Carthage, la Macédoine et Corinthe avaient succombé ; l’Espagne résistait toujours. C’est qu’elle n’avait point de grandes cités par où l’on pût la saisir, ni, chez ses peuples du Centre et de l’Ouest, de grandes richesses mobilières qui, en excitant la convoitise des paysans du Latium, rendissent les enrôlements nombreux ; enfin elle était bien loin. De Syracuse à Carthage, de Brindes à Dyrrachium, la traversée était courte et sans péril, et par la Thrace ou les Cyclades on gagnait aisément l’Asie. On n’arrivait pas si facilement en Espagne.
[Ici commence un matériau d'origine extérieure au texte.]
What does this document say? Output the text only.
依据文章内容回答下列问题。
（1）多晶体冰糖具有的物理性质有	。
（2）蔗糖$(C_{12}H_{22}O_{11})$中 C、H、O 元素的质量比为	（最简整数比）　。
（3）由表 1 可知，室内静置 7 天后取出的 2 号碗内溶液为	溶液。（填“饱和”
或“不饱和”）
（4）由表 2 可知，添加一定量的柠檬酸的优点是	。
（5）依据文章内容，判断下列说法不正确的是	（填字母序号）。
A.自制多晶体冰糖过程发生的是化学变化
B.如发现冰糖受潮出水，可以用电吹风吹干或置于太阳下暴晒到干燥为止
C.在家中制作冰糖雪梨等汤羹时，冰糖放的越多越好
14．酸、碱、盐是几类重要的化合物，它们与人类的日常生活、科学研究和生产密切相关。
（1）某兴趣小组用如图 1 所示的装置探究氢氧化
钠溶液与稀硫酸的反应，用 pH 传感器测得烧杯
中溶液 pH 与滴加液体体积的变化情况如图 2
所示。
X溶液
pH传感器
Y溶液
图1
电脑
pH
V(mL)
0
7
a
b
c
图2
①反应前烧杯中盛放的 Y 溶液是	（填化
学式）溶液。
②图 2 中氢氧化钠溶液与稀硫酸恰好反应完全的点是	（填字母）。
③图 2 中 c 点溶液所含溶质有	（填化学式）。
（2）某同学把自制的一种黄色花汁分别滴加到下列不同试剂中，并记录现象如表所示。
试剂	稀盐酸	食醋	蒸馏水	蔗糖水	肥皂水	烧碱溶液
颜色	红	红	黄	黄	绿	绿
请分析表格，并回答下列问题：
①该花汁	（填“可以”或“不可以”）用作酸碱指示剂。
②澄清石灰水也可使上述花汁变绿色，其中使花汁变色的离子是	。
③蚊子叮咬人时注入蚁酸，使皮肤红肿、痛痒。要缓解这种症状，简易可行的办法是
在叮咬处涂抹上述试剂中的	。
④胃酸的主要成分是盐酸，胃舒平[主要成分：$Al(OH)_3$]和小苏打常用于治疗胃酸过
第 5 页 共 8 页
Au lieu d’aller tout droit d’Ostie à Carthagène, à travers la mer Tyrrhénienne, les légions remontaient lentement le littoral étrusque, jusqu’au magnifique golfe de la Spezia, Lunæ Portus[1], où les Romains avaient établi un arsenal maritime qui est devenu le Brest et le Toulon des Italiens modernes[2]. Embarquées dans ce port, elles longeaient avec précaution la côte ligurienne, abritant leurs navires derrière les rochers du rivage, à la moindre menace de tempête, et se gardant contre les embûches des montagnards, chaque fois qu’il fallait descendre à terre. Du Var au Rhône, on passait plus rapidement devant les comptoirs amis des Massaliotes ; mais, du Rhône aux Pyrénées, on usait d’une extrême prudence pour traverser cette mer qui s’appelle à si bon droit le golfe du Lion. Le débarquement avait lieu à Empories, plus souvent à Tarragone ; de là les cohortes avaient encore à gagner les lieux où étaient les troupes qu’elles venaient relever et qui souvent opéraient à l’autre extrémité de l’Espagne. Toutes ces circonstances expliquent qu’il ait fallu à Rome trois quarts de siècle pour en finir avec les insurrections des Espagnols, quand il lui suffisait de quelques campagnes pour abattre des royaumes fameux.   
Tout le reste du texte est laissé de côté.